Gluten-Free, Casein-Free Thai Chicken

This is an easy crockpot recipe that's much spicier than it looks!
Course Main Dish
Cuisine Thai
Servings 4
Author Rachel


  • 3 whole boneless skinless chicken breasts
  • 1 Tbsp ground ginger
  • 3 stalks green onions sliced
  • 1 can 14 oz coconut milk
  • 1/2 tsp turmeric
  • 1/2 tsp dried red pepper flakes
  • 1 can 8 oz pineapple chunks, drained
  • 2 Tbsp gluten-free cornstarch
  • 2 Tbsp water
  • 1 box Cooked brown rice
  • 1/2 cup chopped peanuts


  1. Cut chicken breasts in half, making 6 pieces.
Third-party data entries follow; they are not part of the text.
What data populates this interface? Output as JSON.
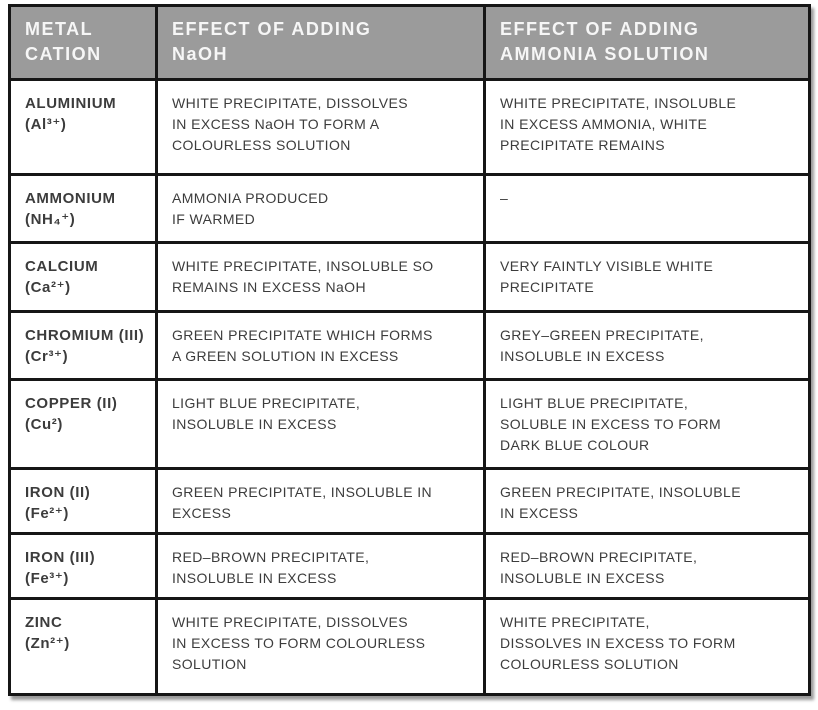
{
  "colors": {
    "header-bg": "#9b9b9b",
    "header-text": "#f6f6f6",
    "border": "#161616",
    "body-text": "#3c3c3c",
    "cell-bg": "#ffffff"
  },
  "table": {
    "headers": [
      "METAL\nCATION",
      "EFFECT OF ADDING\nNaOH",
      "EFFECT OF ADDING\nAMMONIA SOLUTION"
    ],
    "rows": [
      {
        "cation_name": "ALUMINIUM",
        "cation_formula": "(Al³⁺)",
        "naoh": "WHITE PRECIPITATE, DISSOLVES\nIN EXCESS NaOH TO FORM A\nCOLOURLESS SOLUTION",
        "ammonia": "WHITE PRECIPITATE, INSOLUBLE\nIN EXCESS AMMONIA, WHITE\nPRECIPITATE REMAINS"
      },
      {
        "cation_name": "AMMONIUM",
        "cation_formula": "(NH₄⁺)",
        "naoh": "AMMONIA PRODUCED\nIF WARMED",
        "ammonia": "–"
      },
      {
        "cation_name": "CALCIUM",
        "cation_formula": "(Ca²⁺)",
        "naoh": "WHITE PRECIPITATE, INSOLUBLE SO\nREMAINS IN EXCESS NaOH",
        "ammonia": "VERY FAINTLY VISIBLE WHITE\nPRECIPITATE"
      },
      {
        "cation_name": "CHROMIUM (III)",
        "cation_formula": "(Cr³⁺)",
        "naoh": "GREEN PRECIPITATE WHICH FORMS\nA GREEN SOLUTION IN EXCESS",
        "ammonia": "GREY–GREEN PRECIPITATE,\nINSOLUBLE IN EXCESS"
      },
      {
        "cation_name": "COPPER (II)",
        "cation_formula": "(Cu²)",
        "naoh": "LIGHT BLUE PRECIPITATE,\nINSOLUBLE IN EXCESS",
        "ammonia": "LIGHT BLUE PRECIPITATE,\nSOLUBLE IN EXCESS TO FORM\nDARK BLUE COLOUR"
      },
      {
        "cation_name": "IRON (II)",
        "cation_formula": "(Fe²⁺)",
        "naoh": "GREEN PRECIPITATE, INSOLUBLE IN\nEXCESS",
        "ammonia": "GREEN PRECIPITATE, INSOLUBLE\nIN EXCESS"
      },
      {
        "cation_name": "IRON (III)",
        "cation_formula": "(Fe³⁺)",
        "naoh": "RED–BROWN PRECIPITATE,\nINSOLUBLE IN EXCESS",
        "ammonia": "RED–BROWN PRECIPITATE,\nINSOLUBLE IN EXCESS"
      },
      {
        "cation_name": "ZINC",
        "cation_formula": "(Zn²⁺)",
        "naoh": "WHITE PRECIPITATE, DISSOLVES\nIN EXCESS TO FORM COLOURLESS\nSOLUTION",
        "ammonia": "WHITE PRECIPITATE,\nDISSOLVES IN EXCESS TO FORM\nCOLOURLESS SOLUTION"
      }
    ]
  }
}
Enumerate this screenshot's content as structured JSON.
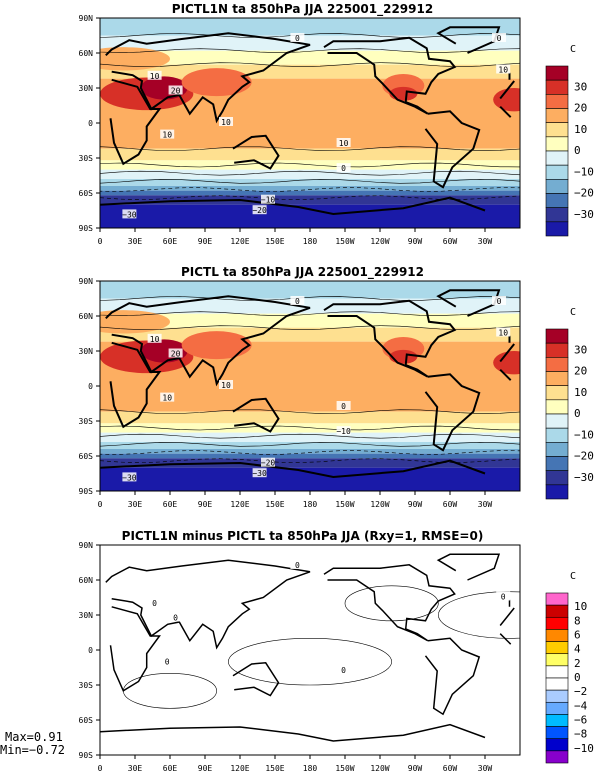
{
  "panels": [
    {
      "title": "PICTL1N ta 850hPa JJA 225001_229912",
      "units": "C",
      "colorbar": {
        "labels": [
          "30",
          "20",
          "10",
          "0",
          "−10",
          "−20",
          "−30"
        ],
        "colors": [
          "#a50026",
          "#d73027",
          "#f46d43",
          "#fdae61",
          "#fee090",
          "#ffffbf",
          "#e0f3f8",
          "#abd9e9",
          "#74add1",
          "#4575b4",
          "#313695",
          "#1a1aa8"
        ]
      },
      "contour_labels": [
        "0",
        "10",
        "20",
        "10",
        "10",
        "10",
        "0",
        "−10",
        "−30",
        "−20",
        "0",
        "10"
      ]
    },
    {
      "title": "PICTL ta 850hPa JJA 225001_229912",
      "units": "C",
      "colorbar": {
        "labels": [
          "30",
          "20",
          "10",
          "0",
          "−10",
          "−20",
          "−30"
        ],
        "colors": [
          "#a50026",
          "#d73027",
          "#f46d43",
          "#fdae61",
          "#fee090",
          "#ffffbf",
          "#e0f3f8",
          "#abd9e9",
          "#74add1",
          "#4575b4",
          "#313695",
          "#1a1aa8"
        ]
      },
      "contour_labels": [
        "0",
        "10",
        "20",
        "10",
        "10",
        "0",
        "−10",
        "−20",
        "−30",
        "−30",
        "0",
        "10"
      ]
    },
    {
      "title": "PICTL1N minus PICTL ta 850hPa JJA (Rxy=1, RMSE=0)",
      "units": "C",
      "colorbar": {
        "labels": [
          "10",
          "8",
          "6",
          "4",
          "2",
          "0",
          "−2",
          "−4",
          "−6",
          "−8",
          "−10"
        ],
        "colors": [
          "#ff66cc",
          "#cc0000",
          "#ff0000",
          "#ff8800",
          "#ffcc00",
          "#ffff66",
          "#ffffff",
          "#ffffff",
          "#aaccff",
          "#66aaff",
          "#00bbff",
          "#0055ff",
          "#0000cc",
          "#8800cc"
        ]
      },
      "contour_labels": [
        "0",
        "0",
        "0",
        "0",
        "0",
        "0"
      ],
      "stats": {
        "max": "Max=0.91",
        "min": "Min=−0.72"
      }
    }
  ],
  "map_axes": {
    "lat_labels": [
      "90N",
      "60N",
      "30N",
      "0",
      "30S",
      "60S",
      "90S"
    ],
    "lon_labels": [
      "0",
      "30E",
      "60E",
      "90E",
      "120E",
      "150E",
      "180",
      "150W",
      "120W",
      "90W",
      "60W",
      "30W"
    ]
  }
}
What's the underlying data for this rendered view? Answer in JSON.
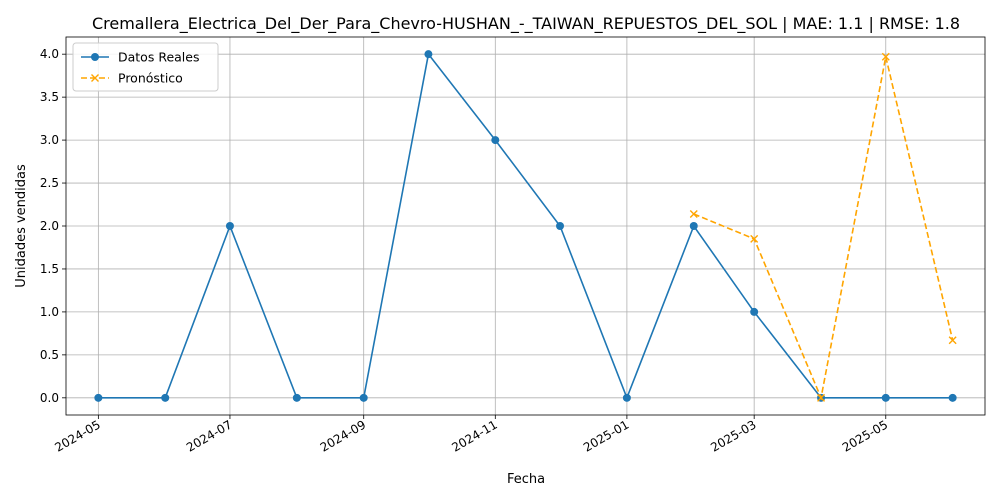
{
  "chart_data": {
    "type": "line",
    "title": "Cremallera_Electrica_Del_Der_Para_Chevro-HUSHAN_-_TAIWAN_REPUESTOS_DEL_SOL | MAE: 1.1 | RMSE: 1.8",
    "xlabel": "Fecha",
    "ylabel": "Unidades vendidas",
    "x_ticks": [
      "2024-05",
      "2024-07",
      "2024-09",
      "2024-11",
      "2025-01",
      "2025-03",
      "2025-05"
    ],
    "y_ticks": [
      "0.0",
      "0.5",
      "1.0",
      "1.5",
      "2.0",
      "2.5",
      "3.0",
      "3.5",
      "4.0"
    ],
    "ylim": [
      -0.2,
      4.2
    ],
    "xlim": [
      "2024-04-16",
      "2025-06-16"
    ],
    "grid": true,
    "legend_position": "top-left",
    "series": [
      {
        "name": "Datos Reales",
        "color": "#1f77b4",
        "marker": "circle",
        "line_style": "solid",
        "points": [
          {
            "x": "2024-05-01",
            "y": 0
          },
          {
            "x": "2024-06-01",
            "y": 0
          },
          {
            "x": "2024-07-01",
            "y": 2
          },
          {
            "x": "2024-08-01",
            "y": 0
          },
          {
            "x": "2024-09-01",
            "y": 0
          },
          {
            "x": "2024-10-01",
            "y": 4
          },
          {
            "x": "2024-11-01",
            "y": 3
          },
          {
            "x": "2024-12-01",
            "y": 2
          },
          {
            "x": "2025-01-01",
            "y": 0
          },
          {
            "x": "2025-02-01",
            "y": 2
          },
          {
            "x": "2025-03-01",
            "y": 1
          },
          {
            "x": "2025-04-01",
            "y": 0
          },
          {
            "x": "2025-05-01",
            "y": 0
          },
          {
            "x": "2025-06-01",
            "y": 0
          }
        ]
      },
      {
        "name": "Pronóstico",
        "color": "#ffa500",
        "marker": "x",
        "line_style": "dashed",
        "points": [
          {
            "x": "2025-02-01",
            "y": 2.14
          },
          {
            "x": "2025-03-01",
            "y": 1.85
          },
          {
            "x": "2025-04-01",
            "y": 0.0
          },
          {
            "x": "2025-05-01",
            "y": 3.97
          },
          {
            "x": "2025-06-01",
            "y": 0.67
          }
        ]
      }
    ]
  }
}
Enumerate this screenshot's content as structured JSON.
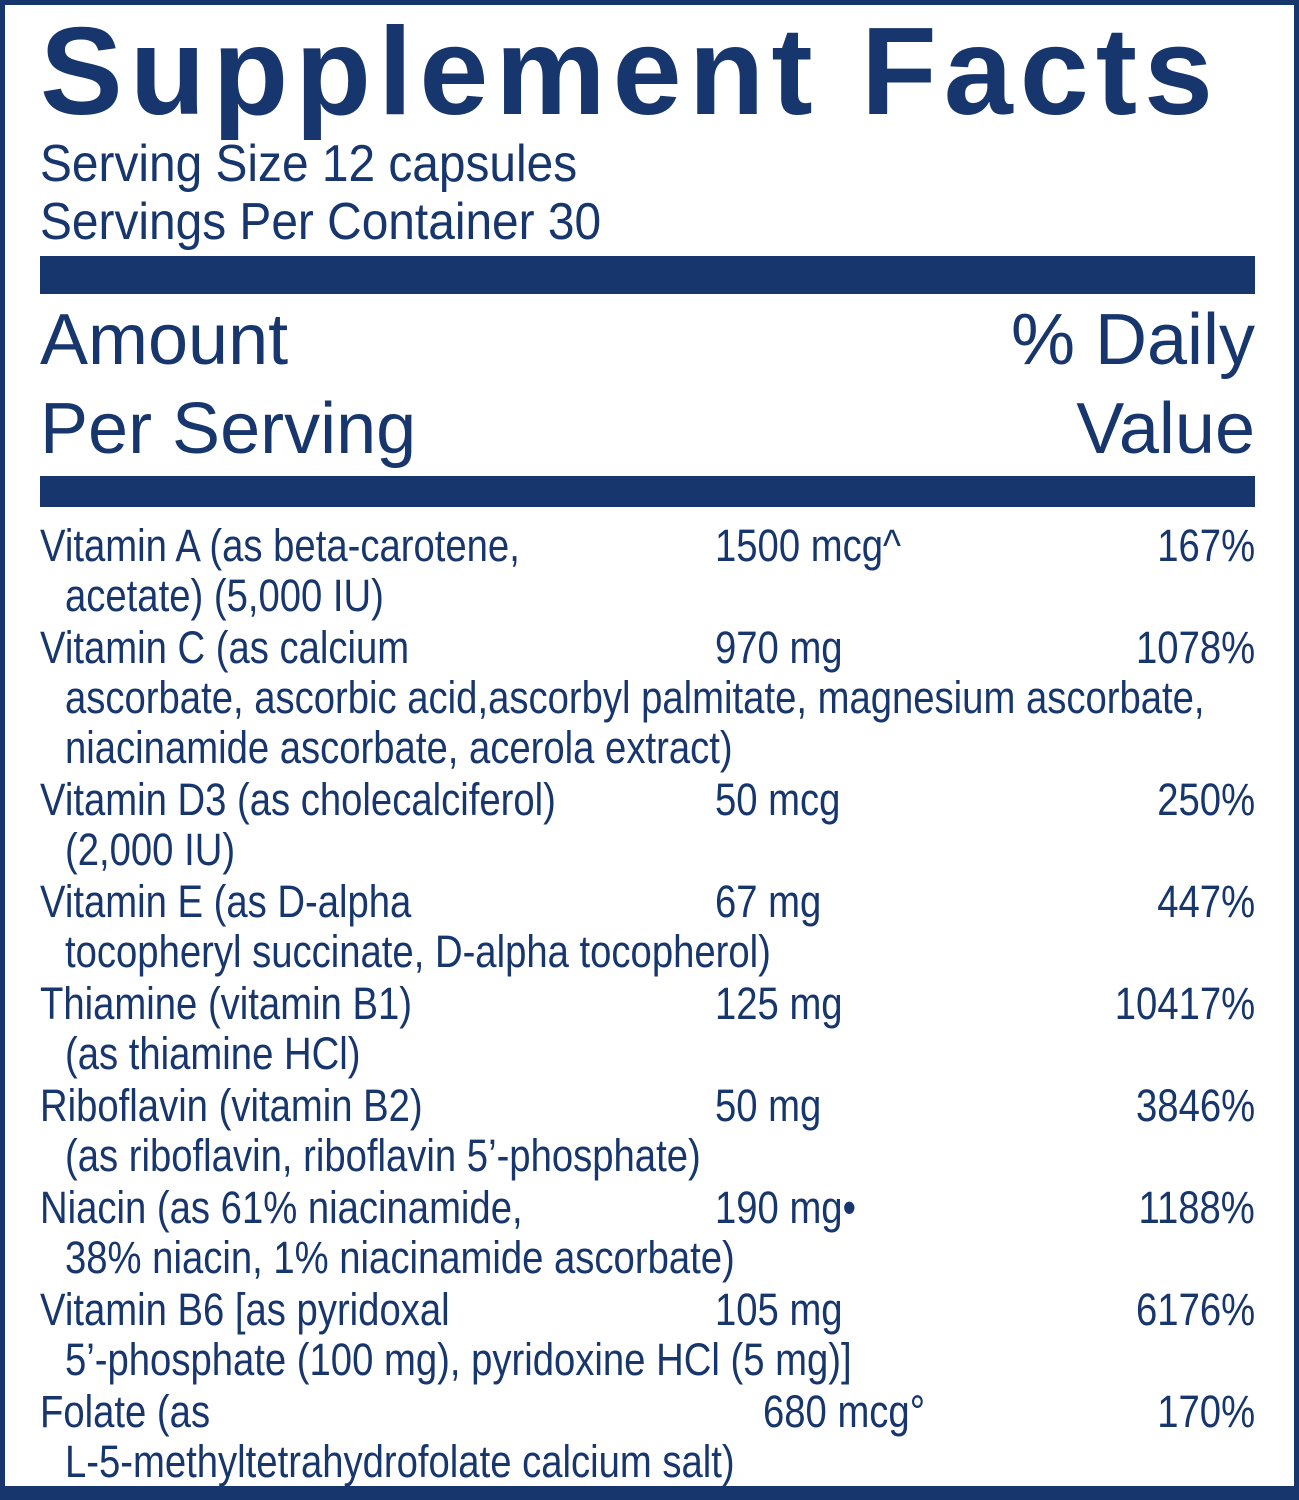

Put chicken into slow cooker.
  2. Stir in the ginger, green onions, coconut milk, turmeric, and pepper flakes.
  3. Cover and cook on Low for about 4 hours, or until chicken is tender.
  4. Turn up to High; add the pineapple.
  5. In a small bowl, dissolve cornstarch in water; stir into chicken mixture in the slow cooker.
  6. Cover and cook on High for about 15 minutes.
  7. Serve with brown rice and sprinkle with peanuts.